SC man gets 10 years for attempted hit on black neighbor

South Carolina man who tried to hire a white supremacist hitman to hang his black neighbor from a tree insists his crime was not racially motivated

  • Brandon Lecroy, 26, of Greenwood County, South Carolina was sentenced to 10 years in federal prison on Thursday
  • In October, Lecroy pleaded guilty to federal charges for paying $500 to a purported white supremacist hitman to kill his black neighbor, ‘F.J.’
  • Lecroy claimed F.J. kept coming onto Lecroy’s property, trying to start fights, asking for food and to use the phone, according to his defense attorney 
  • But the ‘hitman’ Lecroy thought he hired was actually an undercover FBI agent
  • A cop in South Carolina previously tipped off the feds about Lecroy after Lecroy reached out to a local chapter of the Ku Klux Klan about killing his neighbor
  • Lecroy told the undercover agent over the phone that he wanted the purported hitman to hang his black neighbor from a tree 
  • Lecroy’s attorney told the judge her client was only trying to get rid of an extremely troublesome neighbor who also happened to be African American
  • She said F.J. kept coming onto Lecroy’s property trying to start fights, asking for food and to use the phone, and that the alleged hit was not racially motivated 

Brandon Lecroy, 26, of Greenwood County, North Carolina, was sentenced to 10 years in federal prison on Thursday

Brandon Lecroy, 26, of Greenwood County, North Carolina, was sentenced to 10 years in federal prison on Thursday after pleading guilty to attempting to hire a hitman from the Ku Klux Klan to lynch his black neighbor from a tree.

Lecroy pleaded guilty to the racist murder-for-hire plot back in October.

US District Judge Bruce Howe Hendricks determined that Lecroy’s actions technically qualified as a hate crime, but emphasized that planning to have someone else killed was such a serious offense that she would have sentenced him to the maximum penalty allowed by law even if race wasn’t a factor.

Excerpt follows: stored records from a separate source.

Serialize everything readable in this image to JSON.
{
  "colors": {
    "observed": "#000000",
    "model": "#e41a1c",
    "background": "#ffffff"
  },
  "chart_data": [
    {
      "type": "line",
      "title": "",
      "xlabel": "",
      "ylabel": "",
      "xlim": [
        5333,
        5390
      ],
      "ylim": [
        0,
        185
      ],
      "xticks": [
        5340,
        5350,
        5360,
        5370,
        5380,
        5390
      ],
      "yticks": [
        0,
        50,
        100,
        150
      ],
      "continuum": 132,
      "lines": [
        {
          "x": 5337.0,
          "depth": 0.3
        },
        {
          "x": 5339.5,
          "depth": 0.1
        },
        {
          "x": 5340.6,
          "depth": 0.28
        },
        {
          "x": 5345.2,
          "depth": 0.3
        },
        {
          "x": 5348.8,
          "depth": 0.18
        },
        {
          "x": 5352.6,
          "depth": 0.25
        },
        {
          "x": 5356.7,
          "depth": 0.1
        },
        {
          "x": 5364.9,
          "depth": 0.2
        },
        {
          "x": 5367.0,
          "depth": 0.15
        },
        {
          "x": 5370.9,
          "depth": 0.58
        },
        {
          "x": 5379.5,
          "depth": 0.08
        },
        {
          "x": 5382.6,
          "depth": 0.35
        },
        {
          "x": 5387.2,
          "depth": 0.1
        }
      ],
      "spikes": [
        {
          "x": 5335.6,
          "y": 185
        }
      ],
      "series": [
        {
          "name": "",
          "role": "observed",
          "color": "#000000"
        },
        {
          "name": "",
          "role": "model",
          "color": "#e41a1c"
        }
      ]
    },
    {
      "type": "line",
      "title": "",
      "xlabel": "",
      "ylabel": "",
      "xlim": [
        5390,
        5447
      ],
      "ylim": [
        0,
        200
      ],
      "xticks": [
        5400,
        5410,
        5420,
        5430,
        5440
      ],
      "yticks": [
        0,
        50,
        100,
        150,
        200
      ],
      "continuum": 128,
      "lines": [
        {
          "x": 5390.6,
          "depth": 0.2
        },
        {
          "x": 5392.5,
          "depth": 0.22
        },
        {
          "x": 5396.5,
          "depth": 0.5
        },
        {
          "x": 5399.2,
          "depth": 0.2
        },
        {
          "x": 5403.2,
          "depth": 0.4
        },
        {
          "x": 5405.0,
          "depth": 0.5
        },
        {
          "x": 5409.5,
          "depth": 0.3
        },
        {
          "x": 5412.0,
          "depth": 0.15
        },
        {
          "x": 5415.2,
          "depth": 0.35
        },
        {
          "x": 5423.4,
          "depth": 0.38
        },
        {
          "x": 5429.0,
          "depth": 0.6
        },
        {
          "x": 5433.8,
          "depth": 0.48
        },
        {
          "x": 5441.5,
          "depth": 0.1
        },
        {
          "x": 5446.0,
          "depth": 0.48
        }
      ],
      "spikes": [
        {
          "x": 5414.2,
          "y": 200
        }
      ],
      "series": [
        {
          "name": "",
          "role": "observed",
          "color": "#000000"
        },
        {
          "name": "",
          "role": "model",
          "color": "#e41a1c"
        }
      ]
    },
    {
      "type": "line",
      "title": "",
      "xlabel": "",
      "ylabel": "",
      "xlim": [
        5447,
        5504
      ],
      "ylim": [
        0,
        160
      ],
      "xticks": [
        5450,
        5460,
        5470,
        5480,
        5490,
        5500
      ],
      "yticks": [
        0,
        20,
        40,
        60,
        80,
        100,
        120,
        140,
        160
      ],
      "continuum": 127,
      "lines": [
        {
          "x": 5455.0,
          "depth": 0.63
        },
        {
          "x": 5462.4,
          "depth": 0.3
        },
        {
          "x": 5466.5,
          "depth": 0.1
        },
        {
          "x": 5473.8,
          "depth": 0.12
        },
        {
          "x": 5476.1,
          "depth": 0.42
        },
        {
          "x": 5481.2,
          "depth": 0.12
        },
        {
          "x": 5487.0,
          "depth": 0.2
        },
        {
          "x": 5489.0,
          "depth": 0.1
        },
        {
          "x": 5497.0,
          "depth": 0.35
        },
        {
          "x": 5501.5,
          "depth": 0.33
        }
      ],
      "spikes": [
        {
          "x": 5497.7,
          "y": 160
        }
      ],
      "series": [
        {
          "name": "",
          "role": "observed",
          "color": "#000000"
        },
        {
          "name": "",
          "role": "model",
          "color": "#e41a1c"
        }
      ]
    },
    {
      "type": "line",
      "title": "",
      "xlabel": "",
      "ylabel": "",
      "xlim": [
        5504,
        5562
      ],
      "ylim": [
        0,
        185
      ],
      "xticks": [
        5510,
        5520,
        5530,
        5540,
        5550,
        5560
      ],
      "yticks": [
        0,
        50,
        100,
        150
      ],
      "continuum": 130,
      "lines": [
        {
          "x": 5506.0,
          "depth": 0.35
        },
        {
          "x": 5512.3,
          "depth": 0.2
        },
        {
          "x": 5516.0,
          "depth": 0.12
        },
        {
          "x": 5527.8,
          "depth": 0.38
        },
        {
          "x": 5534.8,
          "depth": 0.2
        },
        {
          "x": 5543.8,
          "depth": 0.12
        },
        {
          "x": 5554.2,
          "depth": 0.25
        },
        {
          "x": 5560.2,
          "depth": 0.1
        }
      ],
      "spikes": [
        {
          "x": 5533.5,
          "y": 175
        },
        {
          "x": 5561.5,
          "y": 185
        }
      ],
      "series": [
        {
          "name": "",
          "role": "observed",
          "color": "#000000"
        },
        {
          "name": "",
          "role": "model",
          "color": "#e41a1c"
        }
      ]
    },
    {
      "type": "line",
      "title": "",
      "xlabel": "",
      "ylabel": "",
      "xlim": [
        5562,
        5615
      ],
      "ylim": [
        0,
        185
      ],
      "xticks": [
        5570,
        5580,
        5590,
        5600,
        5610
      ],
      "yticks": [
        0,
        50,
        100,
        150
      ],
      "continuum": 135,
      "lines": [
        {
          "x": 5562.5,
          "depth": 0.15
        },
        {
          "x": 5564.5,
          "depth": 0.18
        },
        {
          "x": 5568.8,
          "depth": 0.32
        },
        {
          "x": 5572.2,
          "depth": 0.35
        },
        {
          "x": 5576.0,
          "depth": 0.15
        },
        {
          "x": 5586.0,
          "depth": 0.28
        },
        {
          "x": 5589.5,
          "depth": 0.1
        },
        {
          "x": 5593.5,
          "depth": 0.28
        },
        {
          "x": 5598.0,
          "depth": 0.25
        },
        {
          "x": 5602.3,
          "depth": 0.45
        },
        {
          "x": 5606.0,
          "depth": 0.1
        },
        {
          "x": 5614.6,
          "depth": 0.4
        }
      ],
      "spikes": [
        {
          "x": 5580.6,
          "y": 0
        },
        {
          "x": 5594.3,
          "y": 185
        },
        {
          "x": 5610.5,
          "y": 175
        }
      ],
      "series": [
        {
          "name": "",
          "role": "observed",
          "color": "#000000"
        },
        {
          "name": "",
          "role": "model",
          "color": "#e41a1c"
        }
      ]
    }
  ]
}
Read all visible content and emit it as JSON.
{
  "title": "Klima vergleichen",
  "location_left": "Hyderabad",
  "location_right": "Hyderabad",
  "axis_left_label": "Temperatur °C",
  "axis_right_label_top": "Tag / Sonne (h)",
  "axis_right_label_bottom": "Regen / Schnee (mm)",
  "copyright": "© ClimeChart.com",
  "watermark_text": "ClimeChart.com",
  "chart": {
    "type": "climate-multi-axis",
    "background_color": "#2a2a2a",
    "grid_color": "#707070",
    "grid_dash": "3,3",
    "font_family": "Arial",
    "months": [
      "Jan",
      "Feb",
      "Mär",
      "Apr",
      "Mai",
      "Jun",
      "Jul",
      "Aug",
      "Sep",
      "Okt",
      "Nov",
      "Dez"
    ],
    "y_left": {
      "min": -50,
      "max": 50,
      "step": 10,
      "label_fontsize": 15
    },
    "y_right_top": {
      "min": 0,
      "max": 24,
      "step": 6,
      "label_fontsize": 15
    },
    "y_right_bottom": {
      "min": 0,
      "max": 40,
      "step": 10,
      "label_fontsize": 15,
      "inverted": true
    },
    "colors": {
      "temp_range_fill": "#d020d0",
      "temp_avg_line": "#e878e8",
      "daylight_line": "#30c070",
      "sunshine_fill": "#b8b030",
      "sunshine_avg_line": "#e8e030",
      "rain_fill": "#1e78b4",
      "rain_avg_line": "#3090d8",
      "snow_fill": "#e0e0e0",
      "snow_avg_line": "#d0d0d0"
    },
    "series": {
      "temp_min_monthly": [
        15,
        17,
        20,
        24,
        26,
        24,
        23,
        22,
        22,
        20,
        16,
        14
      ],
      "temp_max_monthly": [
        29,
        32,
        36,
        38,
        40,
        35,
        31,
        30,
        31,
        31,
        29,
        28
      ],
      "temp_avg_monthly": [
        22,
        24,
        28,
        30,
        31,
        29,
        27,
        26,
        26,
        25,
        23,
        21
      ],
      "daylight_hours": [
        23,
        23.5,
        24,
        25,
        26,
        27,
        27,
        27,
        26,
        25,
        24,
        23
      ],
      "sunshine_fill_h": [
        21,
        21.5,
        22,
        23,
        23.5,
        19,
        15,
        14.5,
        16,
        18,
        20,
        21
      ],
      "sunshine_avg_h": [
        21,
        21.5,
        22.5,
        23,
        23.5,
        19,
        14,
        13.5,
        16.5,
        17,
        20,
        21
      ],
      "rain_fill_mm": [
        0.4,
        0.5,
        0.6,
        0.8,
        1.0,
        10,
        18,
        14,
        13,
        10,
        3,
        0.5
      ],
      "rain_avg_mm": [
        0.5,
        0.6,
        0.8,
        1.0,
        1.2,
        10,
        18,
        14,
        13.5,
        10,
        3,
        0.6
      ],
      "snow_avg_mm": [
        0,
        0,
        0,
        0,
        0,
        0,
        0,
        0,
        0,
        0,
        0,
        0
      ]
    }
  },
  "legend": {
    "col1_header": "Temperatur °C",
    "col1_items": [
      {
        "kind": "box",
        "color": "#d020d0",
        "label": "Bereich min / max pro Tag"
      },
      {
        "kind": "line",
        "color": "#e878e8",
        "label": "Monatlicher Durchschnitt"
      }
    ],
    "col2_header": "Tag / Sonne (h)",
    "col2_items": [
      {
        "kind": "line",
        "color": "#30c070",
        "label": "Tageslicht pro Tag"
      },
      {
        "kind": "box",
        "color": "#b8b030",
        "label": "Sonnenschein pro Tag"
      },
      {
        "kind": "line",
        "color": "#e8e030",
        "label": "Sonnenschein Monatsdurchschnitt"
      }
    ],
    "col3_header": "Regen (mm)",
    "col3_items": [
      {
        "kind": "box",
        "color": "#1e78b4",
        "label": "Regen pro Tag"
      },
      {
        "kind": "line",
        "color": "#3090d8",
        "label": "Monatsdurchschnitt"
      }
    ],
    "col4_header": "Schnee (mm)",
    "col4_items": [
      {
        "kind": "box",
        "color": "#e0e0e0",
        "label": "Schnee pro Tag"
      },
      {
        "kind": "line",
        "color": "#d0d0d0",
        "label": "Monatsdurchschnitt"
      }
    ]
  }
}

‘It’s one thing to think these thoughts, but it’s a crime to undertake to do harm to another,’ Hendricks said on Thursday.

Federal agents began investigating Lecroy more than a year ago after receiving a tip from a local law enforcement official who works with the FBI’s counter terrorism division.

The unnamed officer alerted the FBI that Lecroy had reached out to a local KKK chapter, saying he wanted to pay someone affiliated with the group to kill his African-American neighbor, identified only as ‘F.J.’ in court documents.

Lecroy’s federal public defender, Erica Soderdahl, said F.J. continually came onto her client’s property trying to start fights, asking for food and to use Lecoy’s phone.

She said her client had tried numerous times to get local police to stop the neighbor from trespassing.

‘But F.J. kept coming back,’ Soderdahl told the judge, according to the Associated Press. ‘It’s not about an overriding feeling toward a race – it’s about one individual.’

An undercover FBI agent pretending to be a white supremacist hitman responded to Lecroy’s communique. During a March 20, 2018, phone call, Lecroy told the agent ‘$500 and he’s a ghost’, referring to his neighbor.

The State reported Lecroy also told the ‘hitman’ he wanted him to hang his neighbor from a tree and that he had ‘plans to take over the victim’s property,’ according to an affidavit.

 The prosecution played audio recordings of Lecroy’s phone calls with the undercover agent, the AP reported. Lecroy could be heard using racist language while suggesting the supposed hitman could use a flaming cross during the murder.

Eventually the FBI agent had a face-to-face meeting with Lecroy who gave him a $100 down payment for the hit.

Lecroy’s attorney argued going online and looking up the local Klan chapter was her client’s final act of desperation in dealing with his troublesome neighbor.

‘Brandon called the KKK because who else was he going to call?’ Soderdahl argued. ‘It had nothing to do with the color of his skin.’

But federal prosecutor William Watkins told the judge that Lecroy’s attempted hit was clearly racially motivated.

‘The fact that he reached out to the KKK – this is not a low-functioning individual,’ Watkins said, according to the AP. ‘It’s telling that to get a black person eliminated, he turned to the KKK… He doesn’t call a biker gang. What he had in mind for his neighbor was very race specific… He targeted him because of his race.’